X_train, X_test, y_train, y_test = train_test_split(X, y, test_size=0.3, random_state=42, stratify=y)

# 🔄 Scaling
scaler = StandardScaler()
X_train_scaled = scaler.fit_transform(X_train)
X_test_scaled = scaler.transform(X_test)


In [None]:

# 🌲 Isolation Forest
iso = IsolationForest(contamination=0.02, random_state=42)
y_pred_iso = iso.fit_predict(X_test_scaled)
y_pred_iso = [1 if x == -1 else 0 for x in y_pred_iso]

print("Isolation Forest Results:")
print(classification_report(y_test, y_pred_iso))
print("ROC-AUC:", roc_auc_score(y_test, y_pred_iso))


In [None]:

# 🔄 Handle Class Imbalance with SMOTE
smote = SMOTE(random_state=42)
X_resampled, y_resampled = smote.fit_resample(X_train_scaled, y_train)

# 🤖 Logistic Regression
log_reg = LogisticRegression(max_iter=1000)
log_reg.fit(X_resampled, y_resampled)
y_pred_lr = log_reg.predict(X_test_scaled)
y_prob_lr = log_reg.predict_proba(X_test_scaled)[:,1]
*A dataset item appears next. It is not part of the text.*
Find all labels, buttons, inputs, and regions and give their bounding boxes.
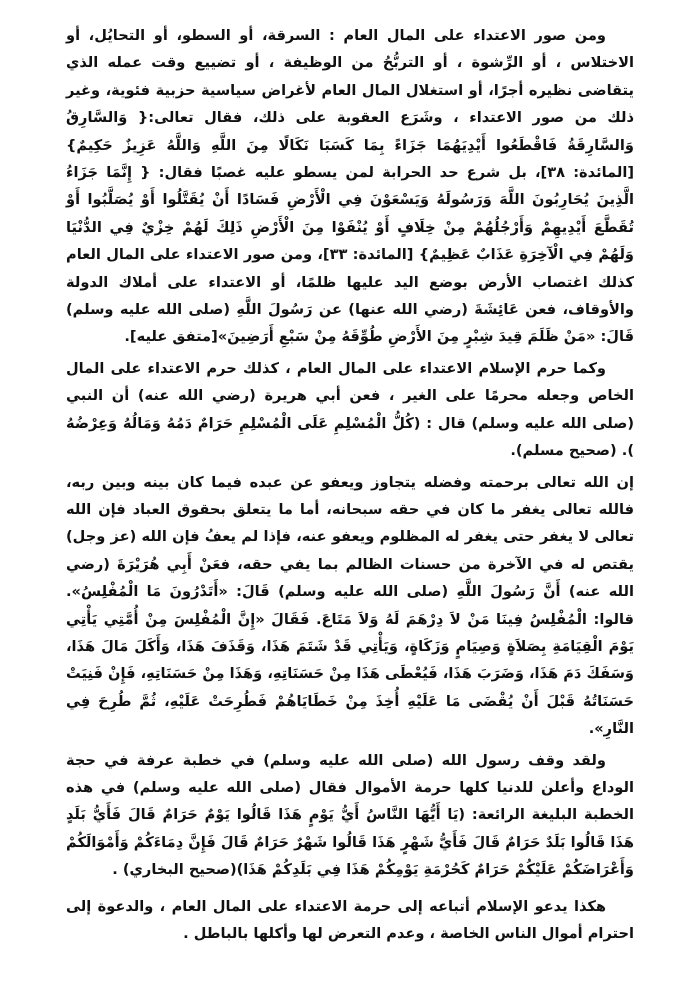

print("Logistic Regression Results (with SMOTE):")
print(classification_report(y_test, y_pred_lr))
print("ROC-AUC:", roc_auc_score(y_test, y_prob_lr))

# Plot ROC Curve
fpr, tpr, _ = roc_curve(y_test, y_prob_lr)
plt.plot(fpr, tpr, label="Logistic Regression (AUC = %.2f)" % roc_auc_score(y_test, y_prob_lr))
plt.plot([0,1],[0,1],'k--')
plt.xlabel("False Positive Rate")
plt.ylabel("True Positive Rate")
plt.title("ROC Curve")
plt.legend()
plt.show()



# 📌 Summary
- Isolation Forest detected anomalies but had limitations in precision/recall.
- Logistic Regression with **SMOTE** handled class imbalance better and achieved higher ROC-AUC.
- Performance metrics: **F1-score & ROC-AUC** were key in evaluating results.

🚀 This notebook demonstrates a basic fraud detection pipeline suitable for financial applications.